Tuesday, August 29th, 2017
New Bremen council OKs left turn lane
By Jeff Elking
Cars drive through the intersection of East Plum Street and South Washington Str. . .
NEW BREMEN - Council members on Monday approved proceeding to add left turn lanes at the intersection of Washington and Plum streets despite homeowners' continued resistance.
Members voted 5-1 for the project and to apply for a grant that could pay for up to 50 percent of the cost. The deadline to apply is in October. Member Jim Kronenberger cast the only dissenting vote.
Kronenberger told the newspaper this morning that he voted against the measure because he didn't believe all possible options were considered to help the traffic issue. He also said be believed taking away customer parking at a business located there would be wrong.
"We recently removed parking on the northwest corner on Plum Street so trucks can make that turn from northbound (State Route) 66 onto westbound Plum Street," he said. "By putting in that turn lane, the trucks will probably again have problems turning."
The intersection experiences traffic issues only a few times a day. During those times, a turn lane is warranted, Kronenberger said. However, the rest of the time it's not.
Homeowners who live near the intersection attended the meeting at the Lockkeeper's house and questioned the value of the left turn lanes and the resulting loss of parking spots in front of their homes.
In response, Choice One Engineering representatives Alan Heitbrink and Craig Eley presented the results of a traffic study they had conducted. Initially, the review was contracted to consider a proposal to upgrade the traffic signals, which are "nearing the end of their useful life," Heitbrink said.
Eley said such upgraded studies require a review of all the project's needs, which would include arm bars for the signals, moving the poles back, adding new American Disabilities Act-compliant curbs, pedestrian push-button devices and left turn lanes. Eley shared information from federal guidelines, which state, "adding a single left turn lane is one of the most common approaches to improving safety and reducing delay at an intersection."
Choice Ones' study found 10 accidents at the intersection in the last six years. Six of those were rear-end collisions.
Midday studies show 800-900 vehicles pass through the intersection around noon with 79 drivers making left turns, which, according to standards, warrants a left turn lane. Traffic in the 4:30-5:30 p.m. time was within five vehicles of falling within the guidelines for a left-turn lane.
Eley summed up the report, saying the left turn lanes would be a safety and operational improvement. It may reduce the number of accidents, and motorists should experience less delay. Although farther away, off-street parking would still be available to homeowners.

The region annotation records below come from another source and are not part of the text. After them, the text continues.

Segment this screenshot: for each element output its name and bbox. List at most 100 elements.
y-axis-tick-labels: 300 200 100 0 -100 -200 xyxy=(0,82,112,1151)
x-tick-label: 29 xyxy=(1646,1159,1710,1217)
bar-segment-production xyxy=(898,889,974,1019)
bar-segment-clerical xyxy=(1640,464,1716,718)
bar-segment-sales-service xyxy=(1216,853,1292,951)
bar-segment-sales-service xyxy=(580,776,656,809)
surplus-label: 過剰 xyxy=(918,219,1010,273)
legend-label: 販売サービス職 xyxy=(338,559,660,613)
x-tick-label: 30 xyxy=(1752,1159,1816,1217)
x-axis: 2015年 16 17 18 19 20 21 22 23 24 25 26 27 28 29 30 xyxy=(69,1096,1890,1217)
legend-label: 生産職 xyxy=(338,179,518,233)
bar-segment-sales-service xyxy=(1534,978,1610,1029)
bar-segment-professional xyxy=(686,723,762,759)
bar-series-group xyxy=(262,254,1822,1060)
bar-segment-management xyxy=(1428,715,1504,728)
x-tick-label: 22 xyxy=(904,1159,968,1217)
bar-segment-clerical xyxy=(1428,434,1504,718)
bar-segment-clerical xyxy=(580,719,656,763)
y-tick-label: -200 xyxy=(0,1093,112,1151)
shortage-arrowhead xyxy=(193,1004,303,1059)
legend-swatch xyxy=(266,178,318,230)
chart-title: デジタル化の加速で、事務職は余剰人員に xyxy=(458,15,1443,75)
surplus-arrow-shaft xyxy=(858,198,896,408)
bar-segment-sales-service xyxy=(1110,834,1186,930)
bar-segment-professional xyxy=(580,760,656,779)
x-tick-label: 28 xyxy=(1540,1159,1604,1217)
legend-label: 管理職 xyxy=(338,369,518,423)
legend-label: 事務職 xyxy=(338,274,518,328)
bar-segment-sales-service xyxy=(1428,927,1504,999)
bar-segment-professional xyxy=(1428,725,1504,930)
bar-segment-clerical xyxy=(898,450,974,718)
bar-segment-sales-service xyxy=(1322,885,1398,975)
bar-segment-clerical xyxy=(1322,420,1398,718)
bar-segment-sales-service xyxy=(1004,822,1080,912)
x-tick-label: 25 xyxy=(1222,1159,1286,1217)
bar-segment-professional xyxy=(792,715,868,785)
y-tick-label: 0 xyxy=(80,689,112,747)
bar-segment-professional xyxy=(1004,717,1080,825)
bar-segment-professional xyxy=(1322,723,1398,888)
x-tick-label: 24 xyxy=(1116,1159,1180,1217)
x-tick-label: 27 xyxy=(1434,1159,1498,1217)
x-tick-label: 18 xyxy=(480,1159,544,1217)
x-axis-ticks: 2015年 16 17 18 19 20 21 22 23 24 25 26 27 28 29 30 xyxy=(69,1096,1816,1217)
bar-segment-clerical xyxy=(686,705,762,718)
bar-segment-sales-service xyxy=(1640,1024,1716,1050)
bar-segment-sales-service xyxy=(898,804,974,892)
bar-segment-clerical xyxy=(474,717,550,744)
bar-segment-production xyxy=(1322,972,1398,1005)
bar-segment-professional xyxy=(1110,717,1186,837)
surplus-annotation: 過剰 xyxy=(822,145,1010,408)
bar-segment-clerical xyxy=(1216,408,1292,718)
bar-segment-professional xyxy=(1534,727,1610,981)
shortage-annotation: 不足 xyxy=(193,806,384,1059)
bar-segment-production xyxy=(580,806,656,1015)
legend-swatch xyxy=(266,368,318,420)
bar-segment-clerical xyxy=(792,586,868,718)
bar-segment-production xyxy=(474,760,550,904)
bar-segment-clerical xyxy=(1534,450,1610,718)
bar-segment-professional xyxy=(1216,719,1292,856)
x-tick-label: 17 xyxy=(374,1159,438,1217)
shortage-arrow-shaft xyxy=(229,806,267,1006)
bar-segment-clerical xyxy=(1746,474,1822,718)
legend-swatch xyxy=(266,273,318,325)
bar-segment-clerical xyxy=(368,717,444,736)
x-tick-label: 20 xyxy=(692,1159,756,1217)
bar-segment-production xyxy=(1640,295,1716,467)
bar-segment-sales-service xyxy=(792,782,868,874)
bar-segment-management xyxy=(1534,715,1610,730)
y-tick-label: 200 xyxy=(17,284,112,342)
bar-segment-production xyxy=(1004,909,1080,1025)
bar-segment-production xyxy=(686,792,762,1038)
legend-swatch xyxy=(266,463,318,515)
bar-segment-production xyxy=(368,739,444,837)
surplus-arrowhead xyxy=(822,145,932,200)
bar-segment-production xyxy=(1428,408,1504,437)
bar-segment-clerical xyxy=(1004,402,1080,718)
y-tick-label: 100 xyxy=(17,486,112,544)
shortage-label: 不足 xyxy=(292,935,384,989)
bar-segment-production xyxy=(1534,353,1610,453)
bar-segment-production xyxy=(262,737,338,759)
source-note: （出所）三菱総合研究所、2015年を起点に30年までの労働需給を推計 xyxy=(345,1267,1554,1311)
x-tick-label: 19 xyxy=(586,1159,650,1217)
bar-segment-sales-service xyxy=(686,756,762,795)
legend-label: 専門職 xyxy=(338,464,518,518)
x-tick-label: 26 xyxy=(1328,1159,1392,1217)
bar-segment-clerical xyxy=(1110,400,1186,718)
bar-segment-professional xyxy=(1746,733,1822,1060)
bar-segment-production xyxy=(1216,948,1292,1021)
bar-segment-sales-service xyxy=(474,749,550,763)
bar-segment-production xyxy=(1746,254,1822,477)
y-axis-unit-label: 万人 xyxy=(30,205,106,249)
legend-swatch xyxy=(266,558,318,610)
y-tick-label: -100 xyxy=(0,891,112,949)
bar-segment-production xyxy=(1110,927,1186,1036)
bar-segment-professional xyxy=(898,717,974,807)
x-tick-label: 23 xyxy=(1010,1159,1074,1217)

The men said the new traffic signals also would have radar-detection systems, which would allow the light to remain green for Washington Street until movement is detected on Plum Street.
Some residents asked to try the sensors without the left turn lane to see if that would help improve the traffic flow. The lane could be added later if it was deemed necessary. Others wondered if the lane, which is not planned to be signal protected at this time, would provide enough benefit.
Mayor Jeff Pape said grant applications are very competitive and heavily scrutinized. Not including the lane, which would be deemed a safety improvement, in the grant application, could be a deciding factor.
Pape called for the discussion to close at 7:25 p.m. and asked council members to vote on the project.
In other news, vendors from the Saturday morning farmers' market in the Amsterdam Center parking lot told officials the lot's owners have asked whether they had ever received approval to sell there. Pape suggested moving the market to the Lock One Park area.
The vendors said that site has only one entry and exit, which could cause traffic-flow issues. They requested Pape to ask the owners for approval to continue to operate in the lot.
In other action, council members,
• approved after third reading a resolution to allow police chief Mike Skinner to purchase a K-9 unit, vehicle and equipment and associated training not to exceed $85,000. They also dispensed with third reading and approved in emergency fashion an ordinance to establish a K-9 Unit Fund to accept village or private donations.
• gave first reading of a resolution to increase funds for pumps at the wastewater treatment plant. The plan is to buy one new pump, repair one for current use and repair another one to be used as a backup.
• gave first reading of a resolution authorizing the south water tower to be painted and the north tower to be cleaned at a cost not to exceed $35,000. If approved, the work would be completed in late fall.
• learned from village administrator Chris Dicke that paving of State Route 274 through the village coordinated by the Ohio Department of Transportation and scheduled street resurfacing on village streets are both planned to start Sept. 5. The village portion will include milling, paving, applying reclamite to seal the surface and then striping of the streets.